In the flow, we are querying a Hive table then converting the results to JSON, then splitting that flowfile line by line using SplitText. The result is a flowfile for each row in the hive result set (1 flowfile ---> many flowfiles). Then, each flowfile is turned into a sql insert statement that inserts a single row into an Oracle table.
What I'm trying to figure out is a more efficient way of inserting into the Oracle table. I've tried manipulating the "batch size" and "concurrent tasks" properties on the PutSQL processor but this has had negligible effects on the performance.
Can anyone suggest an alternative approach or point out something that I may have overlooked?

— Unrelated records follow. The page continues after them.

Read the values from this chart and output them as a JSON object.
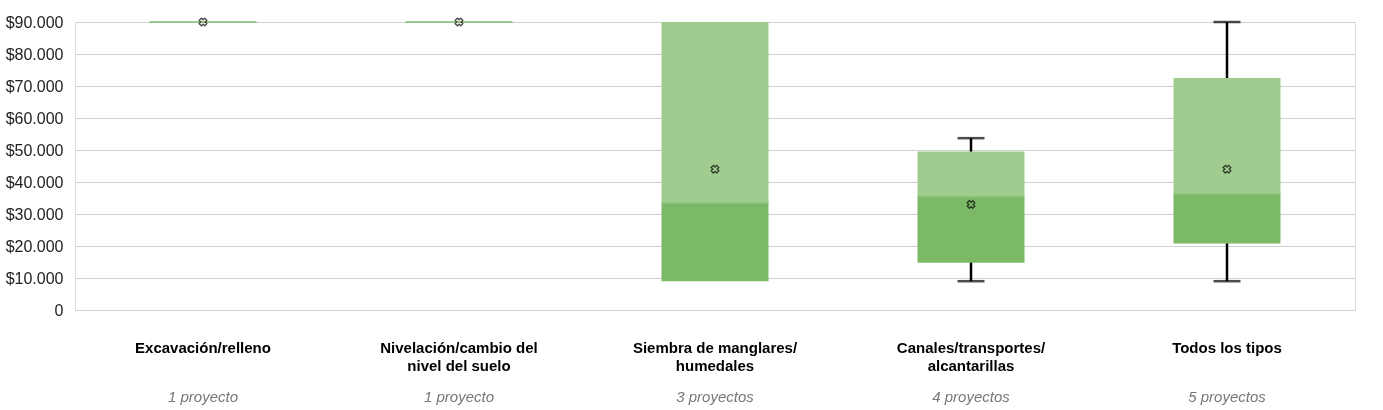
{
  "chart_data": {
    "type": "box",
    "categories": [
      "Excavación/relleno",
      "Nivelación/cambio del nivel del suelo",
      "Siembra de manglares/humedales",
      "Canales/transportes/alcantarillas",
      "Todos los tipos"
    ],
    "series": [
      {
        "color": "#7cb966",
        "boxes": [
          {
            "low": 90000,
            "q1": 90000,
            "median": 90000,
            "q3": 90000,
            "high": 90000,
            "mean": 90000
          },
          {
            "low": 90000,
            "q1": 90000,
            "median": 90000,
            "q3": 90000,
            "high": 90000,
            "mean": 90000
          },
          {
            "low": 9000,
            "q1": 9000,
            "median": 33300,
            "q3": 90000,
            "high": 90000,
            "mean": 44000
          },
          {
            "low": 9000,
            "q1": 14800,
            "median": 35200,
            "q3": 49500,
            "high": 53700,
            "mean": 33000
          },
          {
            "low": 9000,
            "q1": 20800,
            "median": 36100,
            "q3": 72500,
            "high": 90000,
            "mean": 44000
          }
        ]
      }
    ],
    "marker": "cross",
    "ylim": [
      0,
      90000
    ],
    "yticks": [
      {
        "value": 0,
        "label": "0"
      },
      {
        "value": 10000,
        "label": "$10.000"
      },
      {
        "value": 20000,
        "label": "$20.000"
      },
      {
        "value": 30000,
        "label": "$30.000"
      },
      {
        "value": 40000,
        "label": "$40.000"
      },
      {
        "value": 50000,
        "label": "$50.000"
      },
      {
        "value": 60000,
        "label": "$60.000"
      },
      {
        "value": 70000,
        "label": "$70.000"
      },
      {
        "value": 80000,
        "label": "$80.000"
      },
      {
        "value": 90000,
        "label": "$90.000"
      }
    ],
    "grid": "y",
    "annotations": [
      "1 proyecto",
      "1 proyecto",
      "3 proyectos",
      "4 proyectos",
      "5 proyectos"
    ]
  }
}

Any help would be greatly appreciated!
I would probably use a MergeContent processor to create FlowFiles that have more than one line; convert these to some delimited format (like CSV). Then I would create a little wrapper shell script that takes its input and pipes it into Oracle SQL*Loader, and then use ExecuteStreamCommand to invoke that script. This is, of course, an Oracle specific approach.
Unless the SQL statement in the content of each of your FlowFiles is identical, a new transaction will be created for each FlowFile rather then multiple FlowFiles in a single transaction. This is because of how the putSQL is designed to do batch inserts.
The SQL command may use the ? to escape parameters. In this case, the parameters to use must exist as FlowFile attributes with the naming convention sql.args.N.type and sql.args.N.value, where N is a positive integer. The sql.args.N.type is expected to be a number indicating the JDBC Type. The content of the FlowFile is expected to be in UTF-8 format.
So consider the case where you are inserting to a common DB table. In order to have every insert statement be exactly identical you will need to create attributes sql.args.N.type and sql.args.N.value for each column.
sql.args.1.type ---> 12
sql.args.1.value ---> bob
sql.args.2.type ---> 12
sql.args.2.value ---> smith
sql.args.3.type --> 12
sql.args.3.value --> SME
And so on.... You can use UpdateAttribute and maybe ExtractText processors to set these attributes on your FlowFiles.
The you can use a ReplaceText processor to replace the content of your FlowFile with a common INSERT statement like below:
INSERT INTO mydb("column1","column2","column3") VALUES(?,?,?)
Now every FlowFile will have identical content and batch inserts will work in a single transaction. The "?" are replaced by the values from the attributes sql.args.1.value. sql.args.2.value, sql.args.3.value, and so on....